At first blush, this isn’t the kind of manga I really go for.  Mecha, yes.  Magic, absolutely not.  Finding hard sci-fi manga coming out of Japan is extremely difficult so there are times that I’ll take a look at what is effectively sci-fantasy and this certainly qualifies.  Secondly, they do another thing I hate, they try to stick giant robots into essentially feudal societies.  I’ve seen it happen far too often that they present technology as an anachronism, but technology inherently changes societies beyond it’s own existence.  Thirdly, and this is the clincher, they play the “ancient people were far smarter than any of you fools” card.  Ancient man built far more advanced machines that can save the day, if only you modern folk can wrap your tiny minds around their operation.  Three strikes and conceptually, Broken Blade is out as far as I’m concerned.

Artistically, it’s not bad.  Certainly it’s not great, but I’ve seen much worse art in manga so I can’t be too down on it, but it’s nothing to write home about either.  Where some mecha manga gives you a much more cinematic feel, this makes you feel like you’re reading a comic book.  There’s just nothing particularly interesting about it.  The only thing you will notice is how unoriginal the mecha designs are.  The Athens mecha gives a very strong Five Star Stories vibe, but the panel where the Under-Golem goes leaping out of it’s subterranean lair made me scream “Look!  An anorexic Zaku!”  It’s blatant and ridiculous.

Storywise though, it’s pretty generic.  If you’ve read shonen manga before, you’ve already seen everything here and there aren’t any twists or turns that will surprise you.  After a bit, you’re left wondering when the next cliche will make it’s appearance. I’ve seen some people suggest that perhaps CMX censored profanity throughout the title and I agree that their chosen replacement of “dung” really makes little sense most of the time.  CMX got in trouble before for censoring manga with Tengho Tenge, you’d think they’d learn their lesson.

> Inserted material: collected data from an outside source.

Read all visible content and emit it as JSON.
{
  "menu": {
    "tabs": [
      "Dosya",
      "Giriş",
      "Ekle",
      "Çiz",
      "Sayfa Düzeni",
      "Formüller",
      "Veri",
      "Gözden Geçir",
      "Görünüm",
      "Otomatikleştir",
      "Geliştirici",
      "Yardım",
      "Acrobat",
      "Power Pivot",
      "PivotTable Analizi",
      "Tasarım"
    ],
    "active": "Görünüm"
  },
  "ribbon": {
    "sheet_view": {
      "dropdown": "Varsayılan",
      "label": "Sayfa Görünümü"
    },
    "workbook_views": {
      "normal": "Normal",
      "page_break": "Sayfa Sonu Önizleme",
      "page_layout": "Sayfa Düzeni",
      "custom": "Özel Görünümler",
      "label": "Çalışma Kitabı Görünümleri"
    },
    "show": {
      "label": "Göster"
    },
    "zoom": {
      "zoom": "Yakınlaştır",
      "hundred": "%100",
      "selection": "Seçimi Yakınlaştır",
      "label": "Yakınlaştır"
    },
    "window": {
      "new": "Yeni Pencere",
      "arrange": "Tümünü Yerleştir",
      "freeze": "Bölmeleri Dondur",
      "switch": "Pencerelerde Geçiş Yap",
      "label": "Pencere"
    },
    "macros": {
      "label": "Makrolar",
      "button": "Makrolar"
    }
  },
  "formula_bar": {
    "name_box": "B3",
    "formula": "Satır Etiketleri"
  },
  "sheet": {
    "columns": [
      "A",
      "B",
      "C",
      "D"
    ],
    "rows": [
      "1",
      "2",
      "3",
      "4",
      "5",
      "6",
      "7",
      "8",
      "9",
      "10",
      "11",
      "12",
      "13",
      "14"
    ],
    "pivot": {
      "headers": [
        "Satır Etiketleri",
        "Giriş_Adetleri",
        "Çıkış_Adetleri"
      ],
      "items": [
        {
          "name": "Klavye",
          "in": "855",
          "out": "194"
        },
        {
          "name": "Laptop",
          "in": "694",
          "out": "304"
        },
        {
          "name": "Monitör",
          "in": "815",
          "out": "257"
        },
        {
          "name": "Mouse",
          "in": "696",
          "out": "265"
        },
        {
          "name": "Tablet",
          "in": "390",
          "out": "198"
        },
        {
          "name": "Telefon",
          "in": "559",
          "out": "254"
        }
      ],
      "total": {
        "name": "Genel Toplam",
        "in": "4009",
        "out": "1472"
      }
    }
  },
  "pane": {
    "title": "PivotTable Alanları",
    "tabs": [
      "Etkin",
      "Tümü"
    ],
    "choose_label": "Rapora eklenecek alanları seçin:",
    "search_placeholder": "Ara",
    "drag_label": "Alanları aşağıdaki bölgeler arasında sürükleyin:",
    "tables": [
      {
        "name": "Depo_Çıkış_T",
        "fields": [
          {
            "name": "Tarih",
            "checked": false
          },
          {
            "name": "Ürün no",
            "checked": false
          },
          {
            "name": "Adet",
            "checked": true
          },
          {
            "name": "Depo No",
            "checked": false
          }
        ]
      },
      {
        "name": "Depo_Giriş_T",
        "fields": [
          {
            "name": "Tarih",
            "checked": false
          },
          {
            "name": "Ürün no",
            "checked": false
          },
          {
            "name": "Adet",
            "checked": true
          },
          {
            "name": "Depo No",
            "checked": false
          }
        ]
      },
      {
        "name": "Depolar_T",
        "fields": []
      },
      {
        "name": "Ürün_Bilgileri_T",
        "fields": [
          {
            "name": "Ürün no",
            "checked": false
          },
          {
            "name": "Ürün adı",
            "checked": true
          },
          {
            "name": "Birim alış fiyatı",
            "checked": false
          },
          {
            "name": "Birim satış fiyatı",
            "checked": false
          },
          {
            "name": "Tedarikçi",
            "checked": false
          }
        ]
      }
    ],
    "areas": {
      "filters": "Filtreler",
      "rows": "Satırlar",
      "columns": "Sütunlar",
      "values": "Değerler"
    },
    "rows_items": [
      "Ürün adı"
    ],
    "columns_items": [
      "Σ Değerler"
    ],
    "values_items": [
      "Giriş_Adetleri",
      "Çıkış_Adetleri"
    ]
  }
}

The characters aren’t horrible, they just aren’t particularly believable.  Rygart, after arriving at the capitol and learning that Krisna is going to be attacked, tries to high-tail it back home to save his brother, completely ignoring his friends.  Sure, he can’t use magic-based technology, but only a complete idiot would think the King and Queen would call him all the way to their palace to tell him something their messenger could have relayed back at the farm.  At the core, there is a kernel of a love triangle, it’s clear that Queen Sigyn still has feelings for Rygart, but it feels forced, especially when she’s already married to the King.  It’s like Yoshinaga is just checking off yet another box in his checklist of things you do in these kinds of stories.

One other thing we have to look at is value for the money.  Ignoring the quality of the story for a moment, Broken Blade Vol. 1 is extremely thin, especially compared to other manga that cost the same amount of money.  Just pulling a random $9.99 manga from the shelf for comparison, Broken Blade clocks in at 160 pages and Missing Vol. 3 has 224.  It feels like Broken Blade either needs to be thicker for the money they’re charging or needs to be a $7.99 price point.  I don’t feel good about paying this much and receiving this little for it.

Given all the problems, there just isn’t anything to really recommend this title.  It’s generic action, generic story, generic art and a price that’s simply too high for what you’re getting.  Find a better manga that gives you something interesting to experience and you’ll be happier.